El trabajo de mis amigos cambiaba según la estación. Yo les veía ociosos durante el verano tras la cosecha, yendo al cangrejo, colocando cepos para cazar tordos y disparando a alguna liebre en la cercana finca de Carralcueva. Después acudían a la vendimia francesa. En Diciembre arrancaban la remolacha al suelo helado y en primavera, según decían algunas lenguas no por maliciosas poco desacertadas, contrabandeaban pan, harina y aceite con la capital. Yo pensaba que no debía ser muy malo alcanzar el pan a aquellos que careciesen de él pues en algunas ocasiones había yo sentido los aguijonazos del hambre y por eso no me parecía tan malo la profesión de contrabandista y esto me hacía admirar aun más a mis amigos mayores.

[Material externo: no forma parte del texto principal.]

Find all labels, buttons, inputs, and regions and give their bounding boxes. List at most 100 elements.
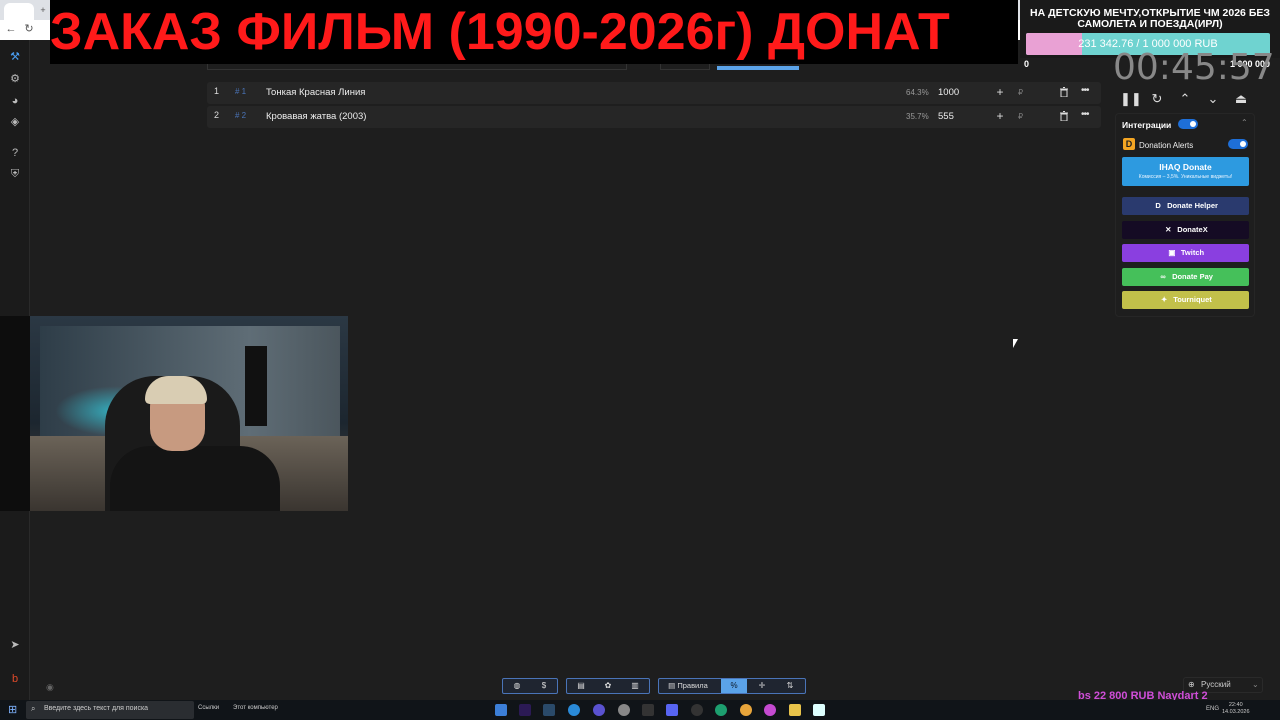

Ya dije que el carácter de los dos hombres era de natural bonancible y socarrón. Alguna vez, tras recoger una buena cangrejada, iban y me decían: “Anda valiente, acércate al pajar de tus abuelos y nos traes la mayor banasta que veas que la pesca ha sido buena y tenemos casi cien cangrejos de los gordos”. De una carrera iba yo hasta el pueblo, me acercaba a la casa de mis abuelos y pasaba al corral por la puerta de la cochera para que no me viera mi abuela. Cruzaba el corral y pasaba como alma que lleva el diablo allá donde me habían dicho. Buscaba un cesto, el más grande que hallara y con el que casi no podía. Volvía a salir por el mismo sitio que había entrado pero arrastrando el pesado encargo. Cuando al río llegaba allí estaban los dos hombres sentados junto al puente y fumando picadura. Al verme llegar corriendo se levantaban, me miraban con una sonrisa que me hacía sospechar que una vez más había sido yo víctima de sus bromas. Mi sospecha se confirmaba cuando veía el ridículo aspecto que tenía un montón de cangrejos en tamaña cesta. Entre risas me daban un pequeño coscorrón que hería más mi orgullo que mi cabeza para luego decir: “Así espabilas, mozalbete, que no se yo lo que os enseñan en la capital”. Luego me acercaban, como pipa de la paz, el cigarrillo al cual daba yo una calada profunda para hacerme más hombre y trataba de contener la tos que causaba el acre sabor en mi garganta. Pronto me olvidaba del asunto y mi mente se hacía de nuevo vulnerable a las ocurrencias de Galo y Tivo.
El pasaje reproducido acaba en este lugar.